Concept: workflow. A workflow is the series of commands that I need to run to interact with some part of a codebase.

Concept: dev loop. A development loop is the series of commands that I need to run after I edit my code to gain evidence that my change did or did not have the intended consequence.

Claim: thinking about workflows & dev loops explicitly as part of your development process is useful. They give you conceptual anchors to reason about how you interact with the code, and how you might change the ways in which you interact with your code to make your life more pleasant.

Action: automating your workflows is useful for a myriad of reasons. It:

  • is a concrete way to think about workflows
  • lowers the cognitive effort of development
  • lowers the barrier to improving your workflows
  • reifies the knowledge of how to interact with the codebase for both you and others

Appendix


Tool comparison

Just vs. Make:

I prefer Just over Make for recording workflows because:

  • in Make you’d have to make your rules .PHONY; it’s clear from the sentiment of the word “phony” that Make wasn’t designed to run commands in this way
  • rules can take arguments. Makefile rules can also use arguments but it’s weird
  • I can write inline python (or whatever language) with the polyglot feature
  • I don’t have to be Very Concerned about using tabs

Further, I think there’s a bit of conceptual difference between a workflow and rules for running a build system, though it’s a blurred distinction. I want to look in a file that I know contains workflows when I need a map for navigating codebase interactions, and I want to look in a file that contains build automation when I need to configure or change something about the build.

Just vs. shell scripts:

I prefer Just over a [collection of] shell scripts because:

  • all the workflows are collected in a single file
  • I can write inline python (or whatever language) with the polyglot feature
  • Justfiles have a syntax for explicitly denoting dependencies between rules, which I think is easier to understand at a glance than the shell script equivalent of reading through a function to see which other functions it calls.
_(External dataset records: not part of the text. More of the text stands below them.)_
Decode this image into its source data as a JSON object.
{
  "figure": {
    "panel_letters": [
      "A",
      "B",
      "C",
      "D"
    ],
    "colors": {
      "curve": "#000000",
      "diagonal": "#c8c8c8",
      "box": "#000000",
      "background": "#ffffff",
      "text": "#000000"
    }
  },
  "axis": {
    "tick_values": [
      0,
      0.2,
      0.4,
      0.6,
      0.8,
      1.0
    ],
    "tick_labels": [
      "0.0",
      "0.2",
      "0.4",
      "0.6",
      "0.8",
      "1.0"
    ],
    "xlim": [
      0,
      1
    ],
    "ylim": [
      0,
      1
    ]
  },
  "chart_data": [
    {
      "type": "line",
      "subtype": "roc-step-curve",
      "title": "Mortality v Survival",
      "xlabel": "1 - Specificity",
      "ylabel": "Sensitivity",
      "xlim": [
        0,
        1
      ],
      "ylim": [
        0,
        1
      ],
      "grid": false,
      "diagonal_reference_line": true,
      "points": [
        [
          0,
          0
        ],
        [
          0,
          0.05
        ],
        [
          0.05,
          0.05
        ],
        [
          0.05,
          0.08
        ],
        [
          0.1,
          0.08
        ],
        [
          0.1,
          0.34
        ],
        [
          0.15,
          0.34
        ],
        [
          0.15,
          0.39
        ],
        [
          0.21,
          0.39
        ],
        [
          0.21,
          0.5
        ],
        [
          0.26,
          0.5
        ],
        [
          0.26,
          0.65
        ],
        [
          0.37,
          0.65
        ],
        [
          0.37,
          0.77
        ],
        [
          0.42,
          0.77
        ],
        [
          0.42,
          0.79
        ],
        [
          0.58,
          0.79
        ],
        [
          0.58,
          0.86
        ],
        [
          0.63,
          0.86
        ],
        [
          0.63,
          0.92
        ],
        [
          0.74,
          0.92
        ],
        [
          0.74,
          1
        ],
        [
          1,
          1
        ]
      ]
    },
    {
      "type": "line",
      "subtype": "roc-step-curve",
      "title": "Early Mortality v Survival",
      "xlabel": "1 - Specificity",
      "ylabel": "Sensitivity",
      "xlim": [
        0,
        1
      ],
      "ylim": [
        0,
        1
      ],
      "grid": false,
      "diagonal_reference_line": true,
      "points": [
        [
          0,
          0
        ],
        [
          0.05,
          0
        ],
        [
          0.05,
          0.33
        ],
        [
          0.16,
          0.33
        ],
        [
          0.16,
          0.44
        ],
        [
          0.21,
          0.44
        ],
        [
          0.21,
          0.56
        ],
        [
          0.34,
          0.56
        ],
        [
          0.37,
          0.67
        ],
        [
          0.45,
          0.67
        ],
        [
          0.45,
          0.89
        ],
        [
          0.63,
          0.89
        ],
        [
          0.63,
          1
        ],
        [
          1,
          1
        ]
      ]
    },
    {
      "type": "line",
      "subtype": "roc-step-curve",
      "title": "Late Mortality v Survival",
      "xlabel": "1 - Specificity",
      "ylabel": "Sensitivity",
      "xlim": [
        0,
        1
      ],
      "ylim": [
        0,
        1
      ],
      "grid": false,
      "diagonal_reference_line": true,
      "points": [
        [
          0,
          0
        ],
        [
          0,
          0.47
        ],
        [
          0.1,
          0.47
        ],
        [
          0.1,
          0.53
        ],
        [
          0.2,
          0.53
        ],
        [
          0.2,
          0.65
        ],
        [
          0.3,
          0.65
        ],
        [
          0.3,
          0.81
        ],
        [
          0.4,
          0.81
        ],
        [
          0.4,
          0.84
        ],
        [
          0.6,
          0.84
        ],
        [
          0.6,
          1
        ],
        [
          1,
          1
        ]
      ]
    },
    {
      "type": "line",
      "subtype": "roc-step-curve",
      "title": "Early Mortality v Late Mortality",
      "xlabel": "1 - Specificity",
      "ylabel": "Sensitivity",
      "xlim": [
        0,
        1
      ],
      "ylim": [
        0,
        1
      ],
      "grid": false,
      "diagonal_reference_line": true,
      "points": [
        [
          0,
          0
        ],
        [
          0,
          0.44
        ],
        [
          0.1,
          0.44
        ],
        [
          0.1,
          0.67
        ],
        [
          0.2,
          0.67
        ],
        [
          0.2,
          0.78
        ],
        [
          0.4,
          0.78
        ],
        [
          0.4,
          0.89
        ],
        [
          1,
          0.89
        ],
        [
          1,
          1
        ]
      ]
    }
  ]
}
That’s maybe splitting hairs though.

Similar to the sentiment in the comparison to Make, I think a justfile conveys a different intent than a shell script. A repository may have many scripts, possibly containing many functions: some of those scripts / functions may be intended to be invoked directly, and some may be there as helper scripts / functions. Which is which, for what purpose, and how to invoke them may not be immediately apparent. Conversely, the purpose of a justfile is consistent across codebases.

Just vs. CI runner scripts:

While they’re not the right choice for recording all your workflows, I find that CI runner scripts will often have at least some of the workflows you may be using encoded in them. If you’ve ever had the experience of looking through a CI runner config and learning something useful about your build or deploy process, using a justfile is like that– but for all your interactions. Ideally CI (and all the developers on the project) would use the justfile directly, so that the workflows themselves are tested and pinned to the state / version of the repository.

Tool comparison conclusion:

Just is my preferred tool for workflow automation because it is a tool built specifically for the job of encoding workflows. It has some nice features like:

  • making the workflows easily discoverable
  • chaining workflows together
  • passing arguments into workflows
  • letting you write other languages inline

At the end of the day, though, I hope your takeaway from this article is that automating workflows is worthwhile; let’s not have a spaces-vs-tab debate about how to do it. I like using task-specific tools: I’ve got a grapefruit knife and a garlic press in my kitchen. If you like to mince your garlic & section your grapefruit with the only knife in your knife block, you do you.